Los criminales también producen jueces, oficiales, policías, verdugos y jurados. A su vez, estos profesionales inventan nuevos métodos para desarrollar capacidades inherentes en la mente humana para así satisfacer deseos constantemente renovados. Piénsese tan solo en la tortura, por ejemplo, que ha logrado estimular el proceso de mecanización y subyugar a los trabajadores manuales a la labor productiva.
Por otro lado, los criminales producen, según la circunstancia, impresiones morales o trágicas, cultivando así el sentido estético del pueblo. De esta manera, los criminales ofrecen tanto diversiones como actividades artísticas en una sociedad cada vez más monótona.
Los criminales hacen aportes enormes a la producción global. Los ladrones desarrollaron el mecanismo de las chapas y los falsificadores de monedas la técnica de impresión de billetes. Los estafadores crearon la demanda de microscopios. Por eso, los criminales son indispensables en la sociedad.
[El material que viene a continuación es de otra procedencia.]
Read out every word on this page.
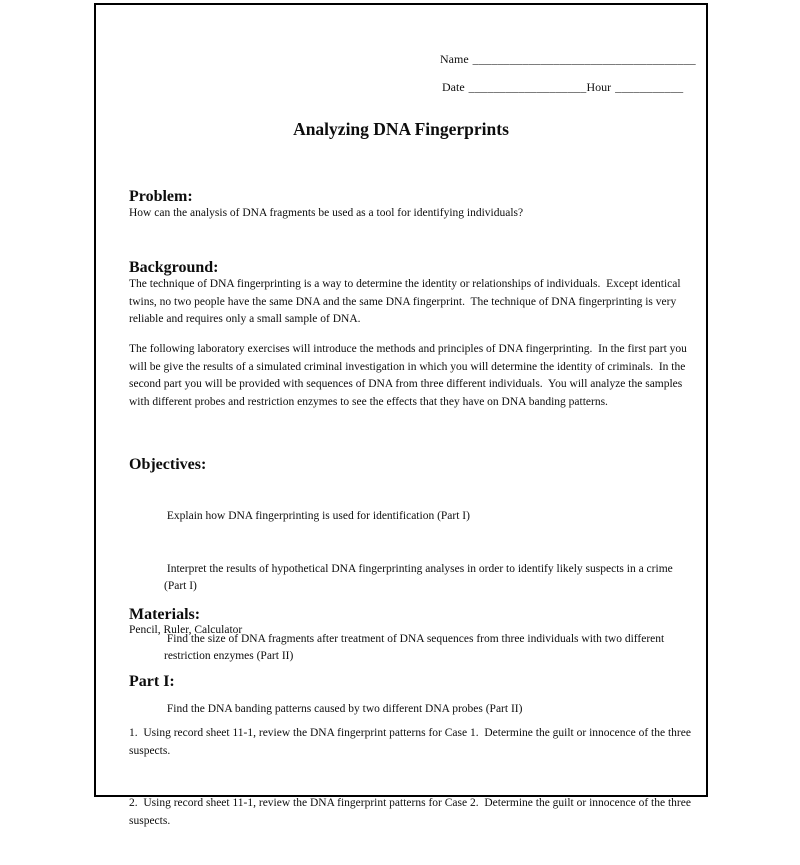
Name ____________________________________

Date ___________________Hour ___________

Analyzing DNA Fingerprints
Problem:
How can the analysis of DNA fragments be used as a tool for identifying individuals?
Background:
The technique of DNA fingerprinting is a way to determine the identity or relationships of individuals.  Except identical twins, no two people have the same DNA and the same DNA fingerprint.  The technique of DNA fingerprinting is very reliable and requires only a small sample of DNA.
The following laboratory exercises will introduce the methods and principles of DNA fingerprinting.  In the first part you will be give the results of a simulated criminal investigation in which you will determine the identity of criminals.  In the second part you will be provided with sequences of DNA from three different individuals.  You will analyze the samples with different probes and restriction enzymes to see the effects that they have on DNA banding patterns.
Objectives:

Explain how DNA fingerprinting is used for identification (Part I)

Interpret the results of hypothetical DNA fingerprinting analyses in order to identify likely suspects in a crime (Part I)

Find the size of DNA fragments after treatment of DNA sequences from three individuals with two different restriction enzymes (Part II)

Find the DNA banding patterns caused by two different DNA probes (Part II)

Materials:
Pencil, Ruler, Calculator
Part I:

1.  Using record sheet 11-1, review the DNA fingerprint patterns for Case 1.  Determine the guilt or innocence of the three suspects.

2.  Using record sheet 11-1, review the DNA fingerprint patterns for Case 2.  Determine the guilt or innocence of the three suspects.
Aquí fundamos Comercio Pánico con el objetivo de sistematizar los crímenes y así acelerar el proceso de desarrollo social. Esperamos que, con base en este principio, todos nuestros empleados colaboren orgullosamente con el aumento de la felicidad social.
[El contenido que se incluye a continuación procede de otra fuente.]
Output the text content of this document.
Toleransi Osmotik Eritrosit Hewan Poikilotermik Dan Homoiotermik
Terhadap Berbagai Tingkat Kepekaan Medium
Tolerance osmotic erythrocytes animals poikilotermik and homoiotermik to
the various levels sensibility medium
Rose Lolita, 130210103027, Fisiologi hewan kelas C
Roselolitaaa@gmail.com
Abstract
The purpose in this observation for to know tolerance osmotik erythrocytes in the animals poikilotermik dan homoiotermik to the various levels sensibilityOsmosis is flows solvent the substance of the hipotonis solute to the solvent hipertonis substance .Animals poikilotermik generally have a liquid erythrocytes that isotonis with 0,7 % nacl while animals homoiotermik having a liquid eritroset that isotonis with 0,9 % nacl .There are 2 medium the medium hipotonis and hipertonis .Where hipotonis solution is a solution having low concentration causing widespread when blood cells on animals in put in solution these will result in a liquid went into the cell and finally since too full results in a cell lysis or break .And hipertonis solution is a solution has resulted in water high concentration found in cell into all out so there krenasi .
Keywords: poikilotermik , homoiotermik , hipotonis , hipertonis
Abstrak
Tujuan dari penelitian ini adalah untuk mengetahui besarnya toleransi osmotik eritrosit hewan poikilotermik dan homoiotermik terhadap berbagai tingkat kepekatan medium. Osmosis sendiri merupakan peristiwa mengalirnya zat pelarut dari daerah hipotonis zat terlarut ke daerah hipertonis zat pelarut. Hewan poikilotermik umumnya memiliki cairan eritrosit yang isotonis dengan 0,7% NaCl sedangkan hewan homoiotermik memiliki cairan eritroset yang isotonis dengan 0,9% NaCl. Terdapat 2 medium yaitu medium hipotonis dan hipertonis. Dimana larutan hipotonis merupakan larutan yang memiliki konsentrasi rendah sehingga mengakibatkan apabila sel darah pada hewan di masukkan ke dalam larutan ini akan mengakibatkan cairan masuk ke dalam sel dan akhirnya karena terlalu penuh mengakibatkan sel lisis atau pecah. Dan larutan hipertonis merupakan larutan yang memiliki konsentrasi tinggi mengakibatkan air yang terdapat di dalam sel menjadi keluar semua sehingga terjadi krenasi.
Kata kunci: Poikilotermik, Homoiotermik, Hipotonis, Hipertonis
De repente se me cruzó una sombra negra delante de los ojos. De los dos lados me agarraron por los brazos con una fuerza arrolladora.
-Ven, acompáñanos al cuartel, por favor -se escuchó una voz melindrosa cuando me pusieron las esposas.
Les argumenté, con los datos sobre el departamento, que yo era un empleado de Comercio Pánico y traté de convencerlos de mi inocencia. Los policías me acompañaron al departamento sin soltar ninguno de mis brazos. El administrador del edificio no me reconoció, diciendo que ese departamento estaba desocupado. Gentilmente, los policías esperaron hasta las ocho en la entrada del edificio. K no apareció. Los policías me golpearon y me esposaron de nuevo. Mi mujer, que acudió ante la petición de la autoridad, comenzó a llorar y a dar gritos al verme. No tuve más remedio que confesar todo. Sin embargo, jamás lograron confirmar la existencia de Comercio Pánico. Además, como cosa extraña, se me había desaparecido la libreta, que era la única evidencia de la empresa. Ya no me esforcé más.
...Aunque esto no deja de ser una mera conjetura mía, mantengo secretamente la sospecha de que al menos uno de los dos policías que me detuvieron era empleado de Comercio Pánico.